50 anos de uma Cidade chamada de "Deus"

Por Walmyr Junior *

Cidade de Deus, o conjunto habitacional que marcou época na história do cinema brasileiro, está prestes a se tornar cenário das gravações do documentário “CDD 50 Anos”, em comemoração ao cinquentenário de um bairro emergido após a enxurrada de 10 de janeiro de 1966, noticiada pela imprensa da época como "o maior temporal de todos os tempos", que matou cerca de 200 pessoas, provocou mais de mil desabamentos em vários bairros do Rio e deixou mais de 30 mil desalojados, decretando estado de calamidade pública na cidade. 

Dirigido desde 2011 pelos cineastas Paulo Silva e JulioPecly (falecido em janeiro do ano passado, após uma parada cardiorrespiratória), o documentário, conta agora com o reforço de um time formado por DJ TR, Mateus Paz, e Bruno Rafael, todos alunos do curso extensivo universitário de cinema do Centro Loyola PUC - Rio e Igor Melo (fundador do coletivo de cinema CDD na Tela). Com título provisório, CDD 50 Anos pretende revelar uma comunidade ainda a ser descoberta pelo morador mais jovem, descrita (inicialmente) pelos primeiros habitantes do bairro.    

Pertencente ao bairro de Jacarepaguá, a área, batizada carinhosamente por Dom Hélder Câmara (recém-nomeado na época a Arcebispo das cidades de Olinda e Recife) de Cidade de Deus, em 1964, sob o investimento do Governo Carlos Lacerda na construção de um conjunto habitacional do projeto de urbanismo do BNH (Banco Nacional de Habitação), para a ocupação de (apenas) funcionários no setor de construção civil do antigo Estado da Guanabara na prestação de serviços para o desenvolvimento da Barra  da Tijuca, estaria sujeita às mudanças bruscas de planos. 

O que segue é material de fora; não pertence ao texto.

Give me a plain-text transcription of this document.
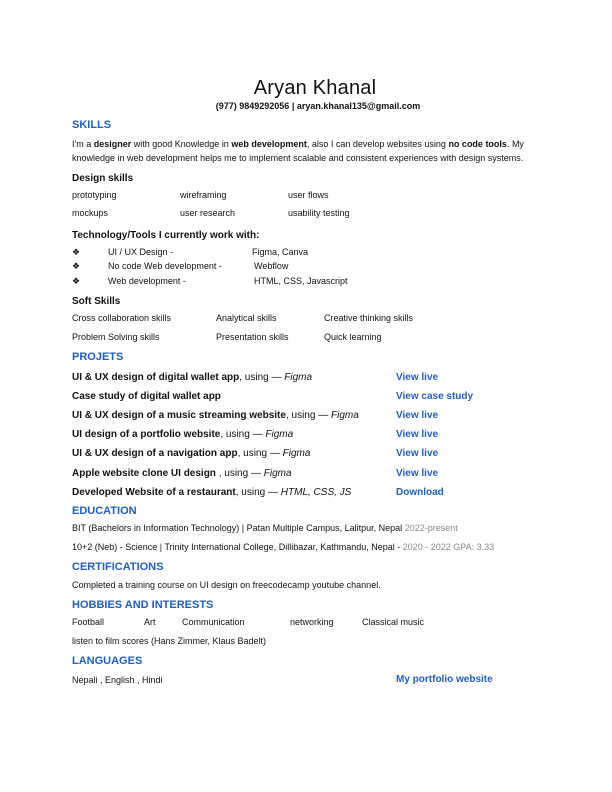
Aryan Khanal
(977) 9849292056 | aryan.khanal135@gmail.com
SKILLS
I'm a designer with good Knowledge in web development, also I can develop websites using no code tools. My knowledge in web development helps me to implement scalable and consistent experiences with design systems.
Design skills
prototyping	wireframing	user flows
mockups	user research	usability testing
Technology/Tools I currently work with:
❖	UI / UX Design -	Figma, Canva
❖	No code Web development -	Webflow
❖	Web development -	HTML, CSS, Javascript
Soft Skills
Cross collaboration skills	Analytical skills	Creative thinking skills
Problem Solving skills	Presentation skills	Quick learning
PROJETS
UI & UX design of digital wallet app, using — Figma	View live
Case study of digital wallet app	View case study
UI & UX design of a music streaming website, using — Figma	View live
UI design of a portfolio website, using — Figma	View live
UI & UX design of a navigation app, using — Figma	View live
Apple website clone UI design , using — Figma	View live
Developed Website of a restaurant, using — HTML, CSS, JS	Download
EDUCATION
BIT (Bachelors in Information Technology) | Patan Multiple Campus, Lalitpur, Nepal 2022-present
10+2 (Neb) - Science | Trinity International College, Dillibazar, Kathmandu, Nepal - 2020 - 2022 GPA: 3.33
CERTIFICATIONS
Completed a training course on UI design on freecodecamp youtube channel.
HOBBIES AND INTERESTS
Football	Art	Communication	networking	Classical music
listen to film scores (Hans Zimmer, Klaus Badelt)
LANGUAGES
Nepali , English , Hindi	My portfolio website
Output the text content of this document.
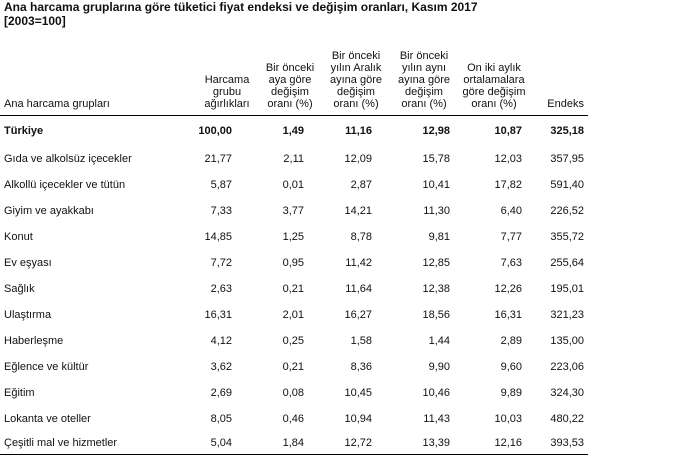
Ana harcama gruplarına göre tüketici fiyat endeksi ve değişim oranları, Kasım 2017
[2003=100]
Ana harcama grupları	Harcama grubu ağırlıkları	Bir önceki aya göre değişim oranı (%)	Bir önceki yılın Aralık ayına göre değişim oranı (%)	Bir önceki yılın aynı ayına göre değişim oranı (%)	On iki aylık ortalamalara göre değişim oranı (%)	Endeks
Türkiye	100,00	1,49	11,16	12,98	10,87	325,18
Gıda ve alkolsüz içecekler	21,77	2,11	12,09	15,78	12,03	357,95
Alkollü içecekler ve tütün	5,87	0,01	2,87	10,41	17,82	591,40
Giyim ve ayakkabı	7,33	3,77	14,21	11,30	6,40	226,52
Konut	14,85	1,25	8,78	9,81	7,77	355,72
Ev eşyası	7,72	0,95	11,42	12,85	7,63	255,64
Sağlık	2,63	0,21	11,64	12,38	12,26	195,01
Ulaştırma	16,31	2,01	16,27	18,56	16,31	321,23
Haberleşme	4,12	0,25	1,58	1,44	2,89	135,00
Eğlence ve kültür	3,62	0,21	8,36	9,90	9,60	223,06
Eğitim	2,69	0,08	10,45	10,46	9,89	324,30
Lokanta ve oteller	8,05	0,46	10,94	11,43	10,03	480,22
Çeşitli mal ve hizmetler	5,04	1,84	12,72	13,39	12,16	393,53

Deste modo, seguindo o procedimento emergencial de ocupação de desabrigados pelas enchentes de janeiro, já no então Governo Negrão de Lima, a CDD passou a atender a partir de 1º de março de 1966, famílias oriundas da Baixada Fluminense, e de favelas removidas das zonas Sul e Norte, dentre estas a Praia do Pinto, no bairro de Leblon; Macedo Sobrinho, no Humaitá; Morro da Catacumba, na Lagoa (área reflorestada onde atualmente está localizado o Parque da Catacumba)  e Esqueleto (onde funciona desde então o campus da UERJ) foram transferidas totalizando cerca de cinco mil casas construídas entre os dois governos, para a acomodação de 63 favelas removidas por inteiro ou parcialmente, como foi o caso do Parque Proletário da Gávea, existente em seu local de origem até hoje.

DJ TR, explica o fato pelo qual eclodiram os primeiros surtos de violência na comunidade:

“Naquela época, a CDD não estava projetada para atender a grande demanda de desabrigados pela enchente de 66. Pra ter noção, era uma única torneira para atender todas as famílias realocadas. Este crescimento desordenado gerou conflitos internos, onde cada favela ali representada despertou o sentimento de territorialismo, que talvez explique melhor o episódio do confronto épico entre “Mané Galinha” e “Zé Pequeno”, analisa. 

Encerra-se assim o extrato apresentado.